De très nombreux groupes se mettent à jouer cette cumbia péruvienne. Parmi les meilleurs, on peut citer los Hijos del Sol, los Diablos Rojos, los Pakines et los Ecos.
Los Hijos del Sol - Mi cariñito

Los Ecos - Lloras

Juaneco y su combo, fiers de venir de la forêt!
De la forêt amazonienne péruvienne à l'époque en plein boom pétrolier, quelques groupes passionnants se mettent également à en jouer. Les titres reflètent leur provenance: sonido amazonico, milagro verde, la danza del petrolero... On peut parfois entendre l'influence du Brésil voisin ou de la musique traditionnelle d'Amazonie. Juaneco y Su combo - Mujer hilandera.

Los Mirlos - Lamento en la selva

De la cumbia à la chicha

La cumbia originelle était déjà influencée par le huyano andin. Cependant, c'est vers la fin des années 1970 que s'opère la véritable fusion cumbia-huyano dans le contexte de l'augmentation des migrants des villages andins vers Lima. L'influence du huyano est particulièrement nette niveau du chant. On sent également l'influence des années 80 dans la production ou la présence des synthétiseurs.
Soy provinciano de Chacalón devient l'hymne de tous les provinciaux s'étant installés à Lima: "Je suis un provincial, je me lève très tôt pour aller travailler avec mes amis. Je n'ai ni père ni mère, ni un chien à mes côtés. Je n'ai que l'espoir de progresser. Je cherche un nouveau chemin dans cette ville où tout est argent et méchanceté. Avec l'aide de Dieu, je sais que je triompherai et avec toi mon amour, je serai heureux, oh je serai heureux."
Chacalón - Soy provinciano (1978)


A cette époque, on commence à appeler la cumbia péruvienne chicha. Aujourd'hui les deux noms sont pratiquement devenus synonymes même si on utilise plutôt "cumbia peruana" pour la vieille cumbia tandis que chicha se réfère plus à son évolution.

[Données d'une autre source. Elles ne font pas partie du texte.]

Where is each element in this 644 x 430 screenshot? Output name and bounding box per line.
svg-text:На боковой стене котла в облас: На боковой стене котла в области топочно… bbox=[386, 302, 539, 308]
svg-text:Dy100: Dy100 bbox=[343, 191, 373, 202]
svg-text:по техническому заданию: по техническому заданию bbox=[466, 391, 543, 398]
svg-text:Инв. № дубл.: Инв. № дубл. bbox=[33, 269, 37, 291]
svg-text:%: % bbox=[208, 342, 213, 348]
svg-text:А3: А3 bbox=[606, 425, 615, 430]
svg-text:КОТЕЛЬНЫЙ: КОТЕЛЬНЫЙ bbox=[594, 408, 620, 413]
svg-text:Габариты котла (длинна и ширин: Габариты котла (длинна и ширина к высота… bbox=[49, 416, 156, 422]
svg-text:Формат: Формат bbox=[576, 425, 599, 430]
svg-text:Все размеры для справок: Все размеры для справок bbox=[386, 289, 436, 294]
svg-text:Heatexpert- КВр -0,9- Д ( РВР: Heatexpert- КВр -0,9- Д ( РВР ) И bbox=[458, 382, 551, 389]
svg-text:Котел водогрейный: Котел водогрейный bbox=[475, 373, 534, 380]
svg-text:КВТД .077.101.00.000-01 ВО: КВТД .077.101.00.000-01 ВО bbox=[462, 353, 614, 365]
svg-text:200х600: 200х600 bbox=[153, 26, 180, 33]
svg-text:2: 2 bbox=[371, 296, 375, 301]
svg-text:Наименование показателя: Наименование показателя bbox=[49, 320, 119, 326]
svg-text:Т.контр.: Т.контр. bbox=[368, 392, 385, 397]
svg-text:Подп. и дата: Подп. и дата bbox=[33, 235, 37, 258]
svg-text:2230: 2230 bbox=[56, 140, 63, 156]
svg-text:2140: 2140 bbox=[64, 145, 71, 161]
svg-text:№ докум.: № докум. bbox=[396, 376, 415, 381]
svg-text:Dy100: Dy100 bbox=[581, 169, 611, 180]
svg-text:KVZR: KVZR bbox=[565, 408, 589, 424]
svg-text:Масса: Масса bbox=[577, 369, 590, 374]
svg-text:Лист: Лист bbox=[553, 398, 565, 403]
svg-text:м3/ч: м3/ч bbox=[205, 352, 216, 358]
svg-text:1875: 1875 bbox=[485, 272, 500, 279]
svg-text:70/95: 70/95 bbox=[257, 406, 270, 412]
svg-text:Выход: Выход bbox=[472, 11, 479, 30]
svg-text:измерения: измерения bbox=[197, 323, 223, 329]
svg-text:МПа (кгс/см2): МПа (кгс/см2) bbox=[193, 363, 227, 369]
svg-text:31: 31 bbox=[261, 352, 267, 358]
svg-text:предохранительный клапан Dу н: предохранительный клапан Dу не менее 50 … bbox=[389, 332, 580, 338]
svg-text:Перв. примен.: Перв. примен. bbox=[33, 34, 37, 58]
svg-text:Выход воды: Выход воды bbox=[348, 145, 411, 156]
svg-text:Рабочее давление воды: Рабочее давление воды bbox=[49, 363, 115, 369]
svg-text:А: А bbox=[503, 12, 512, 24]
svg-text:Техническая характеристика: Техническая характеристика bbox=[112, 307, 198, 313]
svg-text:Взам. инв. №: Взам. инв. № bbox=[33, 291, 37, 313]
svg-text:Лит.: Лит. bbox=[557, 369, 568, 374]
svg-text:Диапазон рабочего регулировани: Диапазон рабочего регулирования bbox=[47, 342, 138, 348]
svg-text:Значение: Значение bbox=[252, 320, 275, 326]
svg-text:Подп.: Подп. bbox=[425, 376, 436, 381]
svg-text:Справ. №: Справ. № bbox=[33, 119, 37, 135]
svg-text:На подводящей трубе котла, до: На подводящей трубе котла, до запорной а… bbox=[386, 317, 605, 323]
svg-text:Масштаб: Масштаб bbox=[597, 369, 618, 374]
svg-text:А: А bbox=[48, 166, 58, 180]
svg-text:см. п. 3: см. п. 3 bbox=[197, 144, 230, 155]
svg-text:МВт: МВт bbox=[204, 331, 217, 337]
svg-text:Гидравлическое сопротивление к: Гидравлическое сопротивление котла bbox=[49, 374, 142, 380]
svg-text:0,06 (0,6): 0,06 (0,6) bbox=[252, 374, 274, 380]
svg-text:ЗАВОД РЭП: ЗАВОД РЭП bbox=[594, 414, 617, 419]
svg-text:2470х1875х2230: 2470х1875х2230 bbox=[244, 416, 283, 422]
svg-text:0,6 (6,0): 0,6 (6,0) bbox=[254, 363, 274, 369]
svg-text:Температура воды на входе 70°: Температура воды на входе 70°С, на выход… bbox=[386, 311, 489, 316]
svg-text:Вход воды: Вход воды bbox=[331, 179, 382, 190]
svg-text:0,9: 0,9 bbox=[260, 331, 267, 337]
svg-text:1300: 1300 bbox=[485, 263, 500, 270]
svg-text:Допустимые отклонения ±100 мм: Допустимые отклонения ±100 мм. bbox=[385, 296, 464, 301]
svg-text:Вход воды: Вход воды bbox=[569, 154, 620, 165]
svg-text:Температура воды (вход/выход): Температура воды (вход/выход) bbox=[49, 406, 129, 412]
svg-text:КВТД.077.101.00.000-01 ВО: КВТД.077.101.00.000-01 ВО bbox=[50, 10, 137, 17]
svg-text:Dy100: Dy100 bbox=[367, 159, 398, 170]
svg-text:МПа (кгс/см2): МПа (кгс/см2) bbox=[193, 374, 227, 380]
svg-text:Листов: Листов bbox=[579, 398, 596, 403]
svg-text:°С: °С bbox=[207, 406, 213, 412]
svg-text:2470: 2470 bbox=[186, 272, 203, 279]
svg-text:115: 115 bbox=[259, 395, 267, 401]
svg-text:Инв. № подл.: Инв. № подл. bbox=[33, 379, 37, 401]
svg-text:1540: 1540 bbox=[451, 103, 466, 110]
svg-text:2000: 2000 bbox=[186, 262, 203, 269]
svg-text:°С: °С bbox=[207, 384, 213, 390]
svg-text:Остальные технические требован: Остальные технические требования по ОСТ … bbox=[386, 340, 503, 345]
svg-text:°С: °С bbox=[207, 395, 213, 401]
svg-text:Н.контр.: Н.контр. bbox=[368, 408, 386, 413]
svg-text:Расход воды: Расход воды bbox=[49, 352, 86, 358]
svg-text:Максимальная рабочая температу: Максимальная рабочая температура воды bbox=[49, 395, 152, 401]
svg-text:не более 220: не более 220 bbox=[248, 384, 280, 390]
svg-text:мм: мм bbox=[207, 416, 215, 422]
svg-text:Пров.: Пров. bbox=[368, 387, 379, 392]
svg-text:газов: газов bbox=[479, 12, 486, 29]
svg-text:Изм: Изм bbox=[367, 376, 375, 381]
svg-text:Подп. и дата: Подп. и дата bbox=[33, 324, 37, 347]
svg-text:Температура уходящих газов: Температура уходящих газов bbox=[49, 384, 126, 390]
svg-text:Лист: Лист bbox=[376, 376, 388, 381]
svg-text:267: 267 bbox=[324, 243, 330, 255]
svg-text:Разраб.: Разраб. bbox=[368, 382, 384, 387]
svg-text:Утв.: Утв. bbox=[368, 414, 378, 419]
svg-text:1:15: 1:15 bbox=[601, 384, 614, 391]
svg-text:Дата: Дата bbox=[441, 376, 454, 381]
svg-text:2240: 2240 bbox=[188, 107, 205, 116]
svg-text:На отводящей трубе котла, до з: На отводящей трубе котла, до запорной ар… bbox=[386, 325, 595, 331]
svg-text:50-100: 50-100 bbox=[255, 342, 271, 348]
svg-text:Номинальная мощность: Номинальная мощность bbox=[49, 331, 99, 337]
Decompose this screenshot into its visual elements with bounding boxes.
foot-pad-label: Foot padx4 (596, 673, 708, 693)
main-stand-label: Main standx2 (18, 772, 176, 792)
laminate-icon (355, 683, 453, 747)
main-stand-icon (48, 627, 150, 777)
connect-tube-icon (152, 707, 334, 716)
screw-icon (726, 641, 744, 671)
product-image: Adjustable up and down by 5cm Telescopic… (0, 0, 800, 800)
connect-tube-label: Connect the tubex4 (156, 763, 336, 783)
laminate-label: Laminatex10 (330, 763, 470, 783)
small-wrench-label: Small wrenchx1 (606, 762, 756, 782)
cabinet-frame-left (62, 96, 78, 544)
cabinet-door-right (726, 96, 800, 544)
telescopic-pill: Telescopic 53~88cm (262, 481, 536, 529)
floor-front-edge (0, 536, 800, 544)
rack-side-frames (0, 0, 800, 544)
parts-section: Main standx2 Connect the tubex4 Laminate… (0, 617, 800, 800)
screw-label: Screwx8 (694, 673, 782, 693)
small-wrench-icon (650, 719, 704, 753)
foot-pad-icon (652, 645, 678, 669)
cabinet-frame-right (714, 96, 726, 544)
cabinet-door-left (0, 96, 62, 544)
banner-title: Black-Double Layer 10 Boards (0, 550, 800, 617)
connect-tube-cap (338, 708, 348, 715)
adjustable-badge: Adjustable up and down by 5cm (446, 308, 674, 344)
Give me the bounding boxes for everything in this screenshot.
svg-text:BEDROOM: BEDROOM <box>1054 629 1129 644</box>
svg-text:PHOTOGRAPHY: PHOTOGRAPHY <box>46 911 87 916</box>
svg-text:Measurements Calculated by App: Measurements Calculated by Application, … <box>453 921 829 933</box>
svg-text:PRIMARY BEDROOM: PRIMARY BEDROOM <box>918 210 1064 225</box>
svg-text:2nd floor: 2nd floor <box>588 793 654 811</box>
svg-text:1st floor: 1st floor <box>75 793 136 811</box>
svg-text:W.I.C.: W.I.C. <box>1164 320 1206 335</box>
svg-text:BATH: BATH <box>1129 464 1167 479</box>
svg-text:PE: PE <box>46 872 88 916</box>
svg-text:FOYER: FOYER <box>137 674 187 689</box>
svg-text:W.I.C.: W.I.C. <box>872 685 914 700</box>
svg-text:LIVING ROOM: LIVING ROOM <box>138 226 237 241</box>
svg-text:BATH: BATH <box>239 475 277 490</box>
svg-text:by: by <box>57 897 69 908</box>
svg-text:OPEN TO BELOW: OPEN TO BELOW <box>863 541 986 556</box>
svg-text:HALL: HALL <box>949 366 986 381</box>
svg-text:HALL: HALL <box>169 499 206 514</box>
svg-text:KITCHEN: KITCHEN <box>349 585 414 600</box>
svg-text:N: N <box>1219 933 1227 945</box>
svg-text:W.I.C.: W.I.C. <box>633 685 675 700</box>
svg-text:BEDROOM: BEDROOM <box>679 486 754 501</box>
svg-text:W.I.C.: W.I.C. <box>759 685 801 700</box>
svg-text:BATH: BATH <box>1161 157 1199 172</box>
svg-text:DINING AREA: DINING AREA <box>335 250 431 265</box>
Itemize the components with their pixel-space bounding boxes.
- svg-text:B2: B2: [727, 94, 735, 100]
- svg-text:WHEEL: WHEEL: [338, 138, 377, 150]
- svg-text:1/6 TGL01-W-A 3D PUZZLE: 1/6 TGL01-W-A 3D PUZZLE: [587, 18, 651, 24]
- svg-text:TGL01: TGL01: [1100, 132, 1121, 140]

On l'appelle également chicha andina pour montrer l'influence du huyano andin. Le terme chicha signifie également "mauvais goût" et reflète un peu l'image de ce genre méprisé. Il était (et est) considéré par les liméens comme de la musique de provincial tandis qu'eux (bien que souvent eux aussi descendant de migrants andins) écoutaient plutôt de la salsa à l'époque et aujourd'hui du rock ou du reggaeton.
La chicha explose commercialement avec les tubes de los Shapis au début des années 80. Les succès s'enchainent même si la qualité n'est plus toujours au rendez vous. Los Shapis - El Aguajal (1981)
La mouvance commerciale s'accentue encore avec la tecnocumbia dans les années 1990, genre qui n'a d'ailleurs pas grand chose à voir avec la techno. Ce style est influencé par le mouvement mexicain du même nom, avec de fortes doses de clavier et batterie synthétiques, chorégraphies et danseuses en bikini (ces dernières étant néanmoins présentes dans à peu près tous les styles de cumbia). La star péruvienne du genre s'appelle Rossy War (attention ça pique les yeux).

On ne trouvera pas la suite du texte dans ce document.